Well, kiddo, for $25 a ticket, one hopes for more than just bearable in a two-act play, and The Pavilion reaches the almost unbearable stage shortly after The Narrator opens Act 1 by saying, "This is the way the universe begins."

Then he launches into a hefty chunk of tortured poetry about how the summer air is "blood thick with insect sounds and fern fronds...the tiny leaf of consciousness spreading its bittersweet smoke." What a load. Wright, by the way, is a staff writer for the HBO series Six Feet Under, which might explain why this season's episodes have been dead on arrival.

The Narrator in The Pavilion appears to be a warmed-over imitation of the Stage Manager from Thornton Wilder's Our Town. Before intermission, The Narrator says "We'll take a short break" just the way the Stage Manager does. But that's about the only thing The Pavilion has in common with a great piece of theater. Our Town is a three-act drama that clips along (when done right) and leaves the audience moved and enlightened. The Pavilion is two hours that tick by like a double dose of algebra class. When The Narrator in The Pavilion says for the second time that "This is a play about time," there's still time to take a short nap before it's time to go home.

Director Natalie Gaupp has done an OK job staging this mediocre mess. Casting Keating in the many-layered role of The Narrator was the smartest move. He's a real find. Not that anyone's clamoring for a new production of the old chestnut Harvey, but the tall, rangy Keating would make a swell Elwood P. Dowd.

The actors playing The Pavilion's star-crossed couple don't cut it. Wispy Michelle Michael comes across as prim and thoroughly unlikable as Kari. Where her character should be vulnerable and tragic, Michael just goes crabby and sour.

As Peter, Trey Walpole is a mound of mush. Imagine Wallace Shawn trying to play a romantic lead. Walpole's Peter is too much of a nebbish to allow anyone to buy him as half of any high school's "cutest couple." And he executes egregiously awful fake-crying.

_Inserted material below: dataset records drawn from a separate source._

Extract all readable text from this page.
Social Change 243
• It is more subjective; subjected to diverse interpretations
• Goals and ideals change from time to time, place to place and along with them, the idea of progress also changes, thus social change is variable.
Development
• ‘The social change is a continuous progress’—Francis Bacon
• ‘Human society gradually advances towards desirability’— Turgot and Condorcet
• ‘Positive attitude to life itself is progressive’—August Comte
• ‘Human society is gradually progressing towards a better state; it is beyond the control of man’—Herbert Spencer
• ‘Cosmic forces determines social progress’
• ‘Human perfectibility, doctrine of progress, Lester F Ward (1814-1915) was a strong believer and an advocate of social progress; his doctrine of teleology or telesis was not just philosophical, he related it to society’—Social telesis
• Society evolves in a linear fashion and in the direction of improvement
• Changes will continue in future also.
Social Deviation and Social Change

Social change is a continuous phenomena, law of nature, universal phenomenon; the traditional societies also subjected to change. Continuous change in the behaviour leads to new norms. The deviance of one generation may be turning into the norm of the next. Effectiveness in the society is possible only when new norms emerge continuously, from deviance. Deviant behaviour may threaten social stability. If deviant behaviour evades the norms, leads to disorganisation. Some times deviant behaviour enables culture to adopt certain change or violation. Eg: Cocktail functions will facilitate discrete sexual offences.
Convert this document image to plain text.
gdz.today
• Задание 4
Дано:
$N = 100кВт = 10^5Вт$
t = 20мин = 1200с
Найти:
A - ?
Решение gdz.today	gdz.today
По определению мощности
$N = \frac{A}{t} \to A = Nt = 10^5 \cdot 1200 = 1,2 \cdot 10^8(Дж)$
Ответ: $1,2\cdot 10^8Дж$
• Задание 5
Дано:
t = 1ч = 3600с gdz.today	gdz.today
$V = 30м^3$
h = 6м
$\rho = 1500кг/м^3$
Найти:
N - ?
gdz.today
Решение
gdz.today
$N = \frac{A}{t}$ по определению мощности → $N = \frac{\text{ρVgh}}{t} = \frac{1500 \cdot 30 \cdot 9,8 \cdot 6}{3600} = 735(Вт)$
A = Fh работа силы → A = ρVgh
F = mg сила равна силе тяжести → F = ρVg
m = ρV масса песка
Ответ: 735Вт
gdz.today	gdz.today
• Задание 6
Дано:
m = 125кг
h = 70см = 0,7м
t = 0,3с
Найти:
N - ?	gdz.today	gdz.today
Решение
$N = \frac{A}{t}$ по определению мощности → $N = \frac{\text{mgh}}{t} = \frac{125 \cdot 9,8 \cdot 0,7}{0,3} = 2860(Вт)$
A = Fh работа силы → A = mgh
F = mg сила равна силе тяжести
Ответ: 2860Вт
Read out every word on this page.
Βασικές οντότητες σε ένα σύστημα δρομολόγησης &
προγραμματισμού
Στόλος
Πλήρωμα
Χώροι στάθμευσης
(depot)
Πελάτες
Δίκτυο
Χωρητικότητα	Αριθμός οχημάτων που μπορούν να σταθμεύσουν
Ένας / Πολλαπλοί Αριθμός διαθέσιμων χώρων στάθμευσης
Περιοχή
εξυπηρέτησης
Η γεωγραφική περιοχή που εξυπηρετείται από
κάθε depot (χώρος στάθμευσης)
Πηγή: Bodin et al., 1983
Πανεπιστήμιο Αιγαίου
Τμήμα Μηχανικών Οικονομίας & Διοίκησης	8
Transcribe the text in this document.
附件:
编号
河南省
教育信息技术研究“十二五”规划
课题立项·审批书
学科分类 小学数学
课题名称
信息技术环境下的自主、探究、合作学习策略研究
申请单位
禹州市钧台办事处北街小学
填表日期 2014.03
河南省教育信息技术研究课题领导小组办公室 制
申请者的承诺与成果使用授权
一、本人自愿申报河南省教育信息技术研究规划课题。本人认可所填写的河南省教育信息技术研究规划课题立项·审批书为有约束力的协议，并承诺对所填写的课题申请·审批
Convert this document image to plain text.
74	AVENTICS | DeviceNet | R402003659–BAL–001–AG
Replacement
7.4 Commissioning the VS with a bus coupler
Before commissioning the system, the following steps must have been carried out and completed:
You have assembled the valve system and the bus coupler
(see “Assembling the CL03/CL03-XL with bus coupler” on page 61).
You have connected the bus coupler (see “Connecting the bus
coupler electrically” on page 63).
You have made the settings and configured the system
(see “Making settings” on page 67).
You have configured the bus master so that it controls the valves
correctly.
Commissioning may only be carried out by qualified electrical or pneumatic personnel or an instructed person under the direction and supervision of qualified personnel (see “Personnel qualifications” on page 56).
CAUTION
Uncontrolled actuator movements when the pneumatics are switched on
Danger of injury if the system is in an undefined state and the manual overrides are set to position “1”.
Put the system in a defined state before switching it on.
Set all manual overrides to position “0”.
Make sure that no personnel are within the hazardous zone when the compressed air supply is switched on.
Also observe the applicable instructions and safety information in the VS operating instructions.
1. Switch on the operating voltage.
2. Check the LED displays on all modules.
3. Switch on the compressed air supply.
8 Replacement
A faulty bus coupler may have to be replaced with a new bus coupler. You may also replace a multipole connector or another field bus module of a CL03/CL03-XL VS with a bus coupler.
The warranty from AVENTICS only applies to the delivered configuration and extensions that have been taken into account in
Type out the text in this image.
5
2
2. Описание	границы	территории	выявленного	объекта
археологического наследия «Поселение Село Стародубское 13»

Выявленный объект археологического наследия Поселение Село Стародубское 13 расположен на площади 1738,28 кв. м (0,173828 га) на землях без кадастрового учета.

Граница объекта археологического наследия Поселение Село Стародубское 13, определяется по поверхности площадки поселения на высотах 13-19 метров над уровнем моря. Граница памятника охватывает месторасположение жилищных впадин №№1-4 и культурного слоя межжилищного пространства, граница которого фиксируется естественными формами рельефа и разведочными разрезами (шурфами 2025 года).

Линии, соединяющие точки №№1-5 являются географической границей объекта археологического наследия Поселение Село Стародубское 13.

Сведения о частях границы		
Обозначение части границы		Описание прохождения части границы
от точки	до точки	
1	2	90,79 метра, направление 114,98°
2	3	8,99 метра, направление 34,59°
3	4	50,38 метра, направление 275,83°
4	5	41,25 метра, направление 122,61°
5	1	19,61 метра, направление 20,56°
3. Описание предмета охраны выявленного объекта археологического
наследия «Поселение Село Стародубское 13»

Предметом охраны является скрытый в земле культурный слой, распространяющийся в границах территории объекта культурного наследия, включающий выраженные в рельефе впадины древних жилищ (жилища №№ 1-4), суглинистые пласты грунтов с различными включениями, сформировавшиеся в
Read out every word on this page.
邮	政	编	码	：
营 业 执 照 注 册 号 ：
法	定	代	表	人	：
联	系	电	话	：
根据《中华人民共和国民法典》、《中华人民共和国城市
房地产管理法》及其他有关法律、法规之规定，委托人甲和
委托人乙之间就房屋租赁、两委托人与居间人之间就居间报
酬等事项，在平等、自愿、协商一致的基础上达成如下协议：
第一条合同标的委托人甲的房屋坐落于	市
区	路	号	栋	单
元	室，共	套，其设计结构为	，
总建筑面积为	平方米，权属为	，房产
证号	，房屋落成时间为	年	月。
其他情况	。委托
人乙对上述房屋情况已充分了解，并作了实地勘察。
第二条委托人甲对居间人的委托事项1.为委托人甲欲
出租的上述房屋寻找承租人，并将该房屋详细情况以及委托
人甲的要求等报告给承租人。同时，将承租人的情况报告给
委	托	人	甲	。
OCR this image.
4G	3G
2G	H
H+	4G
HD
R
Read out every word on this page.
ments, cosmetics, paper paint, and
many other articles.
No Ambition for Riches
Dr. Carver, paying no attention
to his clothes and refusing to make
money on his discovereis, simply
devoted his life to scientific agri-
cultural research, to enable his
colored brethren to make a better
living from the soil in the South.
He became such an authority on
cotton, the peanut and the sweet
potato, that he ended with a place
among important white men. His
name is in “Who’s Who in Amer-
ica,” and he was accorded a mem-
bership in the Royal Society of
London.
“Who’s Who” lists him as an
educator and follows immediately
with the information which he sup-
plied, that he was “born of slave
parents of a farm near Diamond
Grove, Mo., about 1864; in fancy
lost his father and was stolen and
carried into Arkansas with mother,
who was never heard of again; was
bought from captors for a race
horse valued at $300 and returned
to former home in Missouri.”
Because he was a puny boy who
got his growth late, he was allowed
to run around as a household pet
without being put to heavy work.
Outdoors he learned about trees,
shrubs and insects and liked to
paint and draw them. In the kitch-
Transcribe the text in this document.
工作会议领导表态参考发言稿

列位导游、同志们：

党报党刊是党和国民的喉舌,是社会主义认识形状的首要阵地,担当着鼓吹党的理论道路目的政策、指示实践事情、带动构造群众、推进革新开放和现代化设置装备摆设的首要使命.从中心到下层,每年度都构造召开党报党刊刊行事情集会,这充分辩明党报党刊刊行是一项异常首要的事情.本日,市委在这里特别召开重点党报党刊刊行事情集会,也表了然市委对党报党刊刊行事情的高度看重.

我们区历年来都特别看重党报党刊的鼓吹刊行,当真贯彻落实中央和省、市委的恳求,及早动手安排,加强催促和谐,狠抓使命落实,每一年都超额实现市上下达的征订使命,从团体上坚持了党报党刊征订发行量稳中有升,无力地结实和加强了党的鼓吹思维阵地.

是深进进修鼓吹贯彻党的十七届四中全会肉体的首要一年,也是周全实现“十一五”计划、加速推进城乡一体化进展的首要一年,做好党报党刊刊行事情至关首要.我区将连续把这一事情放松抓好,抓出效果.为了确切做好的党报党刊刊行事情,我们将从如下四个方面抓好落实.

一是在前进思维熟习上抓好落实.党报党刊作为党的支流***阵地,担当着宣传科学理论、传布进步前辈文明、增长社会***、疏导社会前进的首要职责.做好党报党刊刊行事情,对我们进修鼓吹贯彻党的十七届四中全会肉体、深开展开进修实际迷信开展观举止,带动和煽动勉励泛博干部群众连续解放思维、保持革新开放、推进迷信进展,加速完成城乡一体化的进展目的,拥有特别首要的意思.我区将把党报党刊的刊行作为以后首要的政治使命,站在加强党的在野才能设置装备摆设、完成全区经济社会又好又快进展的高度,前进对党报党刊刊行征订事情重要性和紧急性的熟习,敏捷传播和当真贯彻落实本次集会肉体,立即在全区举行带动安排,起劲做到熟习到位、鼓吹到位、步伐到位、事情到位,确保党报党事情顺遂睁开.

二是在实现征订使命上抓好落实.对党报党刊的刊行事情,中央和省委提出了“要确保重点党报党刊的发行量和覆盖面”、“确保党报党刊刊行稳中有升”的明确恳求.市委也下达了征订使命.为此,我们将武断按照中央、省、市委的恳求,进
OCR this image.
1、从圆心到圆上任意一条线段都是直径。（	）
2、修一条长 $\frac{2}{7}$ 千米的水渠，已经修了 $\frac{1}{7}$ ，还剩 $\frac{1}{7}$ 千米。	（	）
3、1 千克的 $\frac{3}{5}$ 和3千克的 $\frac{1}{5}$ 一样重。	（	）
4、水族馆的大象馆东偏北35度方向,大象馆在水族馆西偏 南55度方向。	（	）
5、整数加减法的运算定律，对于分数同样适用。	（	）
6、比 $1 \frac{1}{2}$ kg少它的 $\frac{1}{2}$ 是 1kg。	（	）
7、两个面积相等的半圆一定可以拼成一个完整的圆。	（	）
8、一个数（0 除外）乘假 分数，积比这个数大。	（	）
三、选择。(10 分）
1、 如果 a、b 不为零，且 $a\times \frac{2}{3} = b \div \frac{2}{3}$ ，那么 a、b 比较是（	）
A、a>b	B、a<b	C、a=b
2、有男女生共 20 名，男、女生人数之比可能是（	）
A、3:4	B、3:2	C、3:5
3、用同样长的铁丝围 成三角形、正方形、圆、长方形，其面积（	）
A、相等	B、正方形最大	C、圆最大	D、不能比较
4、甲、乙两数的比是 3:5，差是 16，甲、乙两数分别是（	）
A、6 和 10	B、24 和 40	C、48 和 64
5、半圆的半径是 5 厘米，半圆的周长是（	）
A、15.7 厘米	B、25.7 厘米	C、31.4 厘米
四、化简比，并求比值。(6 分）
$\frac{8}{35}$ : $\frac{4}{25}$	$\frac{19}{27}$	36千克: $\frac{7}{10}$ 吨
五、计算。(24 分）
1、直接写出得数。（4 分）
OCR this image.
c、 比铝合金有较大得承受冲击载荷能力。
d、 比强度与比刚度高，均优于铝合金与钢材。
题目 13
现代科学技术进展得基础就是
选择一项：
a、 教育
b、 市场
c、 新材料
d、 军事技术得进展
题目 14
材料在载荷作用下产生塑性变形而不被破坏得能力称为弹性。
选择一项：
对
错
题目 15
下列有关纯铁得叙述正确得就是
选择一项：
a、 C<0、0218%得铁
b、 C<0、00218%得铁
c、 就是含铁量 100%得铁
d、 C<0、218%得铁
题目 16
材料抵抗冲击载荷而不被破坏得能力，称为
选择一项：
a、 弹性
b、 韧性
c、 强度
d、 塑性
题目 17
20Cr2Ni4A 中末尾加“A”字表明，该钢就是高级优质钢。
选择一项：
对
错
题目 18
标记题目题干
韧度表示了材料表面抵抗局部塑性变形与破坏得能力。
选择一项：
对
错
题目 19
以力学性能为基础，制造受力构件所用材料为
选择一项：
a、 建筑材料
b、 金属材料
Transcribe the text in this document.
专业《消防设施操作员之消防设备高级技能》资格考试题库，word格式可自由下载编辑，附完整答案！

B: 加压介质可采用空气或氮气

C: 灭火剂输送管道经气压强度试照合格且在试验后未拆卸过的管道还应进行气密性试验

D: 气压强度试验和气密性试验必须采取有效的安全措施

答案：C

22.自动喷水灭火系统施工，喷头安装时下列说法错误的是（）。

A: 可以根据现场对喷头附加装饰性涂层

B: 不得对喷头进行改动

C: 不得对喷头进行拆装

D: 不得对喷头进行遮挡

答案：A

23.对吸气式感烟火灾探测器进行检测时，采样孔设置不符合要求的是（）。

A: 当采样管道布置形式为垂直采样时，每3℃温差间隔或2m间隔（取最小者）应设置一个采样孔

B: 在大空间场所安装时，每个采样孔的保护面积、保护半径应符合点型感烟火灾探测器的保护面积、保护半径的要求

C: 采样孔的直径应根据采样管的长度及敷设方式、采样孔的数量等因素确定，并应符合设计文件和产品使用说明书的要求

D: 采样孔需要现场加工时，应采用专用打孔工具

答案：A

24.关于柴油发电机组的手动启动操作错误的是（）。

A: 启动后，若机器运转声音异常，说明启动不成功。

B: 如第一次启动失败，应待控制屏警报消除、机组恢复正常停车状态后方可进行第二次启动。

Technically, Circle Theatre's production is as flawed as the script. Bill Newberry's faux-stone set design does nothing to complement or open up the claustrophobic, subterranean space. John Leach's lighting design is flat and too bright by half for scenes set on a summery night outdoors. Barbara C. Cox gives the actors costumes so ill-fitting, they would be better off wearing their own clothes. Tiny, pale Michelle Michael gets a tiny, pale, gauzy skirt and a sleeveless blouse two sizes too big. Trey Walpole's gray-green pants are two sizes too small and cling to his backside as though the high school bully has sneaked up to give him a wedgie.

Worst moment in the whole play comes near the end when, after reliving every moment of their high school romance and the ensuing 20 years of separation, Kari says to Peter, "For you and me to start over, the whole universe would have to begin again." Peter turns to The Narrator and asks if that's possible.

Thank goodness, it's not. Any longer and this production would count as detention.